Python finding n consecutive numbers in a list

Question

I want to know how to find if there is a certain amount of consecutive numbers in a row in my list eg

For example if I am looking for two 1's then:

list = [1, 1, 1, 4, 6] #original list
list = ["true", "true", 1, 4, 6] #after my function has been through the list.

If I am looking for three 1's then:

list = [1, 1, 1, 4, 6] #original list
list = ["true", "true", "true", 4, 6] #after my function has been through the list.

I have tried:

list = [1, 1, 2, 1]

1,1,1 in list #typed into shell, returns "(1, 1, True)"

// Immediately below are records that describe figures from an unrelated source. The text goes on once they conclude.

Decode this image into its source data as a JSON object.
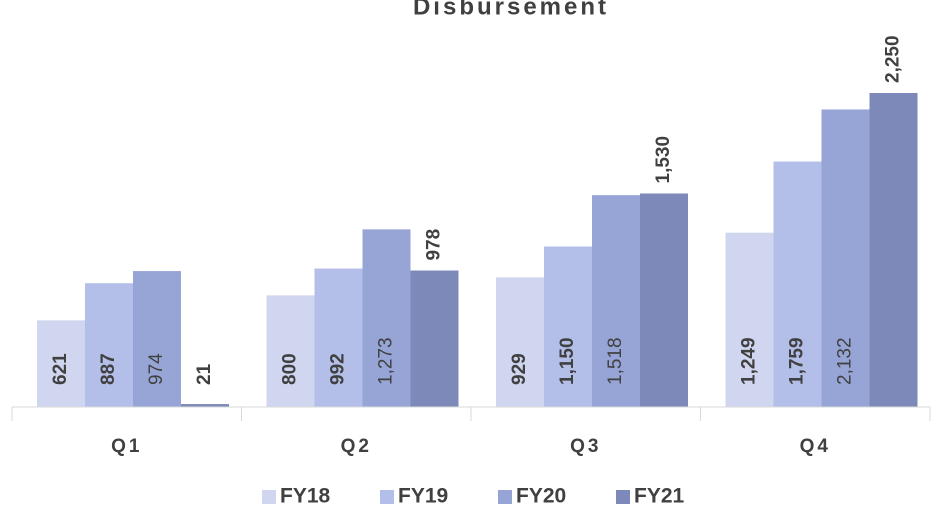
{
  "chart_data": {
    "type": "bar",
    "title": "Disbursement",
    "categories": [
      "Q1",
      "Q2",
      "Q3",
      "Q4"
    ],
    "series": [
      {
        "name": "FY18",
        "color": "#d0d6ef",
        "values": [
          621,
          800,
          929,
          1249
        ],
        "value_labels": [
          "621",
          "800",
          "929",
          "1,249"
        ]
      },
      {
        "name": "FY19",
        "color": "#b3bfe8",
        "values": [
          887,
          992,
          1150,
          1759
        ],
        "value_labels": [
          "887",
          "992",
          "1,150",
          "1,759"
        ]
      },
      {
        "name": "FY20",
        "color": "#97a5d6",
        "values": [
          974,
          1273,
          1518,
          2132
        ],
        "value_labels": [
          "974",
          "1,273",
          "1,518",
          "2,132"
        ]
      },
      {
        "name": "FY21",
        "color": "#7d89b8",
        "values": [
          21,
          978,
          1530,
          2250
        ],
        "value_labels": [
          "21",
          "978",
          "1,530",
          "2,250"
        ]
      }
    ],
    "ylim": [
      0,
      2250
    ],
    "legend": "bottom"
  }
}
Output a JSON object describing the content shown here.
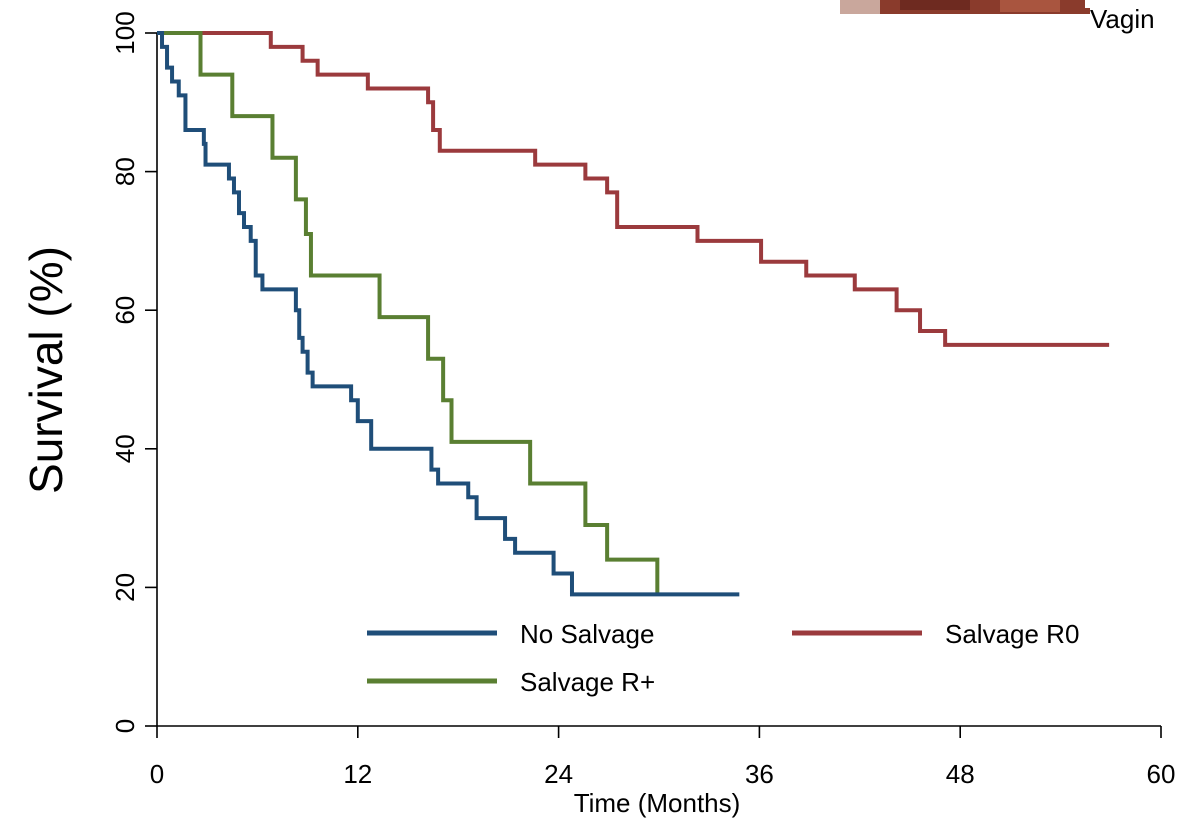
{
  "chart_data": {
    "type": "line",
    "xlabel": "Time (Months)",
    "ylabel": "Survival (%)",
    "xlim": [
      0,
      60
    ],
    "ylim": [
      0,
      100
    ],
    "xticks": [
      0,
      12,
      24,
      36,
      48,
      60
    ],
    "yticks": [
      0,
      20,
      40,
      60,
      80,
      100
    ],
    "grid": false,
    "legend_placement": "bottom-center",
    "step": true,
    "series": [
      {
        "name": "No Salvage",
        "color": "#1f4e79",
        "x": [
          0,
          0.3,
          0.6,
          0.9,
          1.3,
          1.7,
          2.8,
          2.9,
          4.3,
          4.6,
          4.9,
          5.2,
          5.6,
          5.9,
          6.3,
          8.3,
          8.5,
          8.7,
          9.0,
          9.3,
          10.0,
          11.6,
          12.0,
          12.8,
          16.4,
          16.8,
          18.6,
          19.1,
          20.8,
          21.4,
          23.7,
          24.8,
          34.8
        ],
        "y": [
          100,
          98,
          95,
          93,
          91,
          86,
          84,
          81,
          79,
          77,
          74,
          72,
          70,
          65,
          63,
          60,
          56,
          54,
          51,
          49,
          49,
          47,
          44,
          40,
          37,
          35,
          33,
          30,
          27,
          25,
          22,
          19,
          19
        ]
      },
      {
        "name": "Salvage R0",
        "color": "#9b3a3d",
        "x": [
          0,
          6.8,
          8.7,
          9.6,
          12.6,
          16.2,
          16.5,
          16.9,
          22.6,
          25.6,
          26.9,
          27.5,
          32.3,
          36.1,
          38.8,
          41.7,
          44.2,
          45.6,
          47.1,
          48.0,
          56.9
        ],
        "y": [
          100,
          98,
          96,
          94,
          92,
          90,
          86,
          83,
          81,
          79,
          77,
          72,
          70,
          67,
          65,
          63,
          60,
          57,
          55,
          55,
          55
        ]
      },
      {
        "name": "Salvage R+",
        "color": "#5a7f32",
        "x": [
          0,
          2.6,
          4.5,
          6.9,
          8.3,
          8.9,
          9.2,
          13.3,
          16.2,
          17.1,
          17.6,
          22.3,
          25.6,
          26.9,
          29.9
        ],
        "y": [
          100,
          94,
          88,
          82,
          76,
          71,
          65,
          59,
          53,
          47,
          41,
          35,
          29,
          24,
          19
        ]
      }
    ]
  },
  "corner_text": "Vagin"
}
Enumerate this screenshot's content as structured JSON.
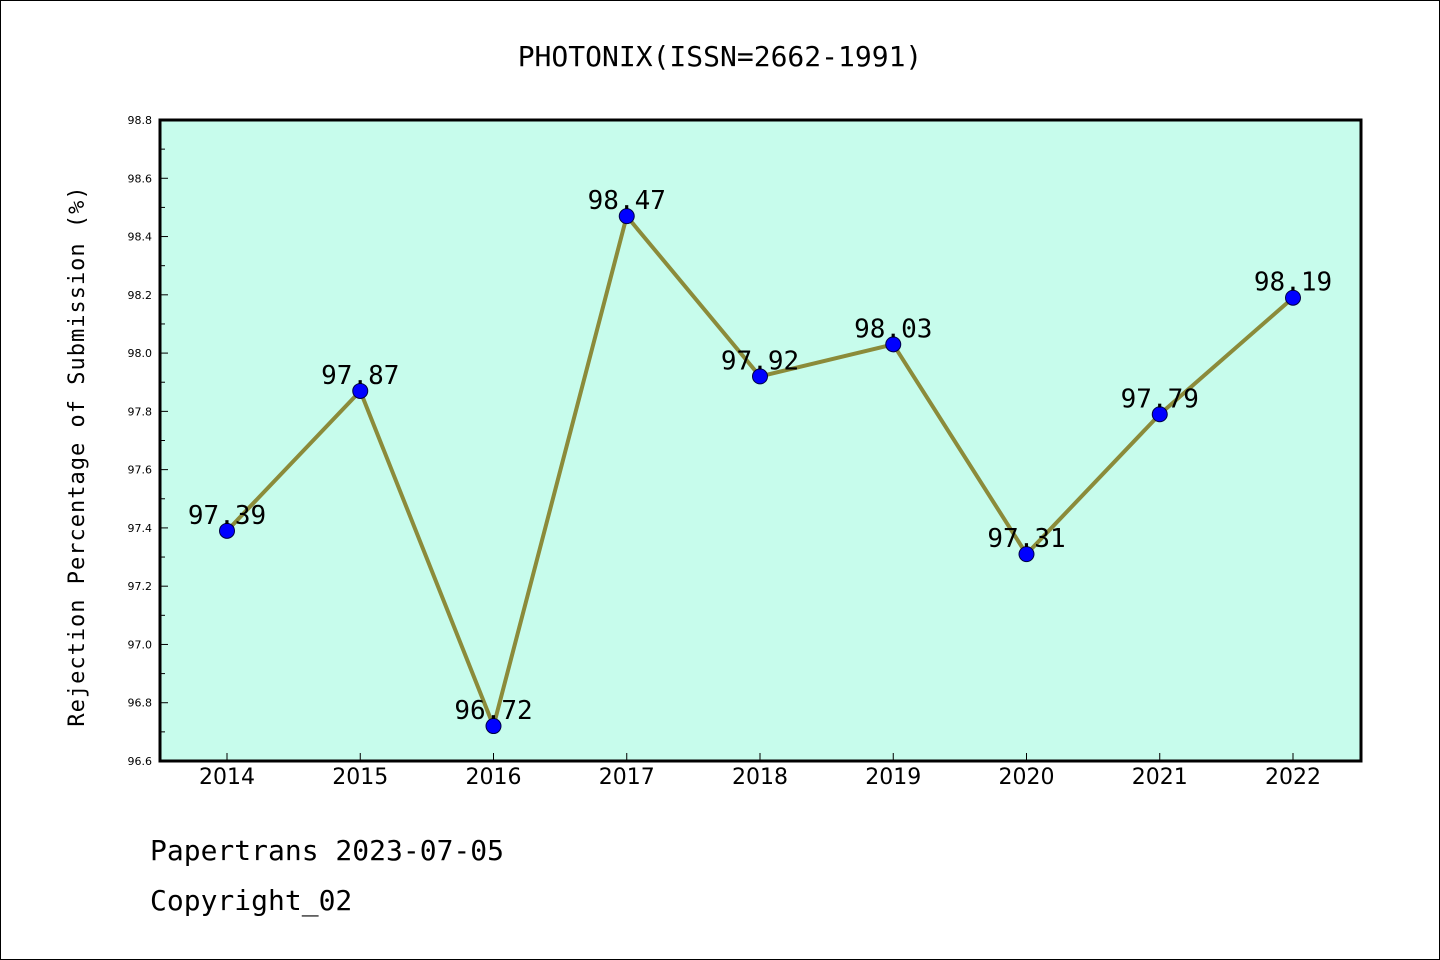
{
  "chart_data": {
    "type": "line",
    "title": "PHOTONIX(ISSN=2662-1991)",
    "ylabel": "Rejection Percentage of Submission (%)",
    "xlabel": "",
    "categories": [
      "2014",
      "2015",
      "2016",
      "2017",
      "2018",
      "2019",
      "2020",
      "2021",
      "2022"
    ],
    "series": [
      {
        "values": [
          97.39,
          97.87,
          96.72,
          98.47,
          97.92,
          98.03,
          97.31,
          97.79,
          98.19
        ]
      }
    ],
    "data_labels": [
      "97.39",
      "97.87",
      "96.72",
      "98.47",
      "97.92",
      "98.03",
      "97.31",
      "97.79",
      "98.19"
    ],
    "ylim": [
      96.6,
      98.8
    ],
    "yticks": [
      "96.6",
      "96.8",
      "97.0",
      "97.2",
      "97.4",
      "97.6",
      "97.8",
      "98.0",
      "98.2",
      "98.4",
      "98.6",
      "98.8"
    ],
    "grid": false,
    "colors": {
      "plot_background": "#c7fcec",
      "line": "#8b8b3a",
      "marker": "#0000ff"
    }
  },
  "footer": {
    "line1": "Papertrans 2023-07-05",
    "line2": "Copyright_02"
  }
}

Any help would be greatly appreciated, I mainly would like to understand whats going on, and how to check if the next element in the list is the same as the first x amount.

Answer 1

It is a bad idea to assign to list . Use a different name.

To find the largest number of consecutive equal values you can use itertools.groupby

>>> import itertools
>>> l = [1, 1, 1, 4, 6]
>>> max(len(list(v)) for g,v in itertools.groupby(l)) 
3

To search only for consecutive 1s:

>>> max(len(list(v)) for g,v in itertools.groupby(l, lambda x: x == 1) if g) 
3

Answer 2

>>> def find_repeats(L, num_repeats):
...     idx = 0
...     while idx < len(L):
...         if [L[idx]]*num_repeats == L[idx:idx+num_repeats]:
...             L[idx:idx+num_repeats] = [True]*num_repeats
...             idx += num_repeats
...         else:
...             idx += 1
...     return L
... 
>>> L=[1,1,1,4,6]
>>> print find_repeats(L, 2)
[True, True, 1, 4, 6]
>>> L=[1,1,1,4,6]
>>> print find_repeats(L, 3)
[True, True, True, 4, 6]
>>> 

Here is a version that lets you also specify which number should be matched and stops after the first replacement

>>> def find_repeats(L, required_number, num_repeats, stop_after_match=False):
...     idx = 0
...     while idx < len(L):
...         if [required_number]*num_repeats == L[idx:idx+num_repeats]:
...             L[idx:idx+num_repeats] = [True]*num_repeats
...             idx += num_repeats
...             if stop_after_match:
...                 break
...         else:
...             idx += 1
...     return L
... 
>>> L=[1,1,1,4,6]
>>> print find_repeats(L, 1, 2)
[True, True, 1, 4, 6]
>>> L=[1,1,1,4,6]
>>> print find_repeats(L, 1, 3)
[True, True, True, 4, 6]
>>> L=[1,1,1,4,4,4,6]
>>> print find_repeats(L, 1, 3)
[True, True, True, 4, 4, 4, 6]
>>> L=[1,1,1,4,4,4,6]
>>> print find_repeats(L, 4, 3)
[1, 1, 1, True, True, True, 6]

Answer 3

I cannot understand what are you trying to do, but I prepared a quick, and not very good script, but it does what you need.

def repeated(num, lyst):
 # the 'out' list will contain the array you are looking for
 out = []
 # go through the list (notice that you go until "one before
 # the end" because you peek one forward)
 for k in range(len(lyst)-1):
  if lyst[k] == lyst[k+1] == num:
    # if the numbers are equal, add True (as a bool, but you could
    # also pass the actual string "True", as you have it in your question)
    out.append(True)
  else:
   # if they are not the same, add the number itself
    out.append(lyst[k])
 # check the last element: if it is true, we are done (because it was the same as the
 # last one), if not, then we add the last number to the list (because it was not the
 # same)
 if out[-1] != True:
  out.append(lyst[-1])
 # return the list  
 return out

Use it like:

print repeated(1, [1, 1, 1, 4, 6])